You are viewing a plain text version of this content. The canonical link for it is here.
Posted to common-user@hadoop.apache.org by Otis Gospodnetic <ot...@yahoo.com> on 2008/05/09 05:35:01 UTC

Corrupt HDFS and salvaging data

Hi,

I have a case of a corrupt HDFS (according to bin/hadoop fsck) and I'm trying not to lose the precious data in it.  I accidentally run bin/hadoop namenode -format on a *new DN* that I just added to the cluster.  Is it possible for that to corrupt HDFS?  I also had to explicitly kill DN daemons before that, because bin/stop-all.sh didn't stop them for some reason (it always did so before).

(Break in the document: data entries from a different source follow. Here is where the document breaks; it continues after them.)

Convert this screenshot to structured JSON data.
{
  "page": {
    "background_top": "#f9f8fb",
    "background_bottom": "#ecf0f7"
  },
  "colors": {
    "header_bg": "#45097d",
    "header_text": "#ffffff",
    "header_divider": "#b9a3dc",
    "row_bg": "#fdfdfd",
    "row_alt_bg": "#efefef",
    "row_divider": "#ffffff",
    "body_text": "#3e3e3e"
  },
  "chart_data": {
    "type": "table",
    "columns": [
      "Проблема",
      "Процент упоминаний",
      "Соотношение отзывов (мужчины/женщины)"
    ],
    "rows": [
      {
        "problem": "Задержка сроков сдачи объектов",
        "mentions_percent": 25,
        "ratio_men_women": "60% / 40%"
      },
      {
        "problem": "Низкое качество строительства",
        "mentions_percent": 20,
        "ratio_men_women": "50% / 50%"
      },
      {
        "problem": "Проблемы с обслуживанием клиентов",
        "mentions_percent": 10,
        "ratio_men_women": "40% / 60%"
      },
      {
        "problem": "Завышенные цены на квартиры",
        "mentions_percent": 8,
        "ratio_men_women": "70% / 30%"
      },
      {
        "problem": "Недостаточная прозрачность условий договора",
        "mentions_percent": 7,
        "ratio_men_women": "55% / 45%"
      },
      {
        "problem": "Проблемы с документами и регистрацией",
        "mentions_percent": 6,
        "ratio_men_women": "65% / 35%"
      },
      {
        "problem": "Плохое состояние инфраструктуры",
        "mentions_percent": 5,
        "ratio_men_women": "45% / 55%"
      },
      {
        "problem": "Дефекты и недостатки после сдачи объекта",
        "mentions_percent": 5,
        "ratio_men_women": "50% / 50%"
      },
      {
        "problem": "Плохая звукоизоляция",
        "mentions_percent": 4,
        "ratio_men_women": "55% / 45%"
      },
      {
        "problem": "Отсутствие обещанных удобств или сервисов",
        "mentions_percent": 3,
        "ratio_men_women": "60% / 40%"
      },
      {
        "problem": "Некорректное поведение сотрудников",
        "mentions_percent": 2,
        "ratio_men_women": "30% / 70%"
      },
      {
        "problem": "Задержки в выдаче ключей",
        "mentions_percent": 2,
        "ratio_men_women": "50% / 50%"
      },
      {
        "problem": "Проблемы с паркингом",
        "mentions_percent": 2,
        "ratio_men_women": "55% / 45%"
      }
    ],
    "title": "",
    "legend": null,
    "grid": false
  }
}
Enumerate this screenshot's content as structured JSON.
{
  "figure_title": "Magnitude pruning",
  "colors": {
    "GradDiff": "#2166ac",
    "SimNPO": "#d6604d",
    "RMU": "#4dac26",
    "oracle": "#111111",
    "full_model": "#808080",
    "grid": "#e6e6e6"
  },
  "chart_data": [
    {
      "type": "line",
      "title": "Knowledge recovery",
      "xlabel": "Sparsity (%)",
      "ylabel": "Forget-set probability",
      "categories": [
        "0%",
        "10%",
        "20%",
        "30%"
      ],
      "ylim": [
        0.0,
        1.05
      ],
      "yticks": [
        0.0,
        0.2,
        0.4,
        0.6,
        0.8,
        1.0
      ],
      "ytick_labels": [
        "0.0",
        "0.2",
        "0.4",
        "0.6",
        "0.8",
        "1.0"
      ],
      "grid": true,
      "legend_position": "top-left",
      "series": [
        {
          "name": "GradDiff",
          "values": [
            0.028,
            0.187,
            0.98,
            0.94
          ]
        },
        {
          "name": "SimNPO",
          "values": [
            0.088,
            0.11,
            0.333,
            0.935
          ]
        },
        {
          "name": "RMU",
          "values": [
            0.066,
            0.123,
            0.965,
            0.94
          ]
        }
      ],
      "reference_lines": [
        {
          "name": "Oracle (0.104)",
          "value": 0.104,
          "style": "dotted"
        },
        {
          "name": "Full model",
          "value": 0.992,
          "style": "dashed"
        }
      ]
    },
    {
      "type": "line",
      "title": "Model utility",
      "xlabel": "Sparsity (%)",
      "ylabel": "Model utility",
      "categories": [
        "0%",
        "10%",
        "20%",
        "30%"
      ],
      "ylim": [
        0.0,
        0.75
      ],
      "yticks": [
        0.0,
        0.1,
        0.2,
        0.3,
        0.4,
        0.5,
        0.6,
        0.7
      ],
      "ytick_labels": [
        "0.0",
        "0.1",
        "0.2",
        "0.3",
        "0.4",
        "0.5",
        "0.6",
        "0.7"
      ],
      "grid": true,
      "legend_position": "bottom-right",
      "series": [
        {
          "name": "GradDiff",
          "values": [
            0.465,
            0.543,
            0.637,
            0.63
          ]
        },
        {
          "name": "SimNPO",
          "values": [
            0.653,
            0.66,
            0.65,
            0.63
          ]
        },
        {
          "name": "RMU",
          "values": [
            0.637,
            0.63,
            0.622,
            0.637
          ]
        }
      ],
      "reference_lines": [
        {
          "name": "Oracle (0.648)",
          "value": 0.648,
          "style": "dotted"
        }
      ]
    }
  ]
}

Is there any way to salvage the data?  I have a 4-node cluster with replication factor of 3, though fsck reports lots of under-replicated blocks:

  ********************************
  CORRUPT FILES:        3355
  MISSING BLOCKS:       3462
  MISSING SIZE:         17708821225 B
  ********************************
 Minimally replicated blocks:   28802 (89.269775 %)
 Over-replicated blocks:        0 (0.0 %)
 Under-replicated blocks:       17025 (52.76779 %)
 Mis-replicated blocks:         0 (0.0 %)
 Default replication factor:    3
 Average block replication:     1.7750744
 Missing replicas:              17025 (29.727087 %)
 Number of data-nodes:          4
 Number of racks:               1


The filesystem under path '/' is CORRUPT


What can one do at this point to save the data?  If I run bin/hadoop fsck -move or -delete will I lose some of the data?  Or will I simply end up with fewer block replicas and will thus have to force re-balancing in order to get back to a "safe" number of replicas?

Thanks,
Otis
--
Sematext -- http://sematext.com/ -- Lucene - Solr - Nutch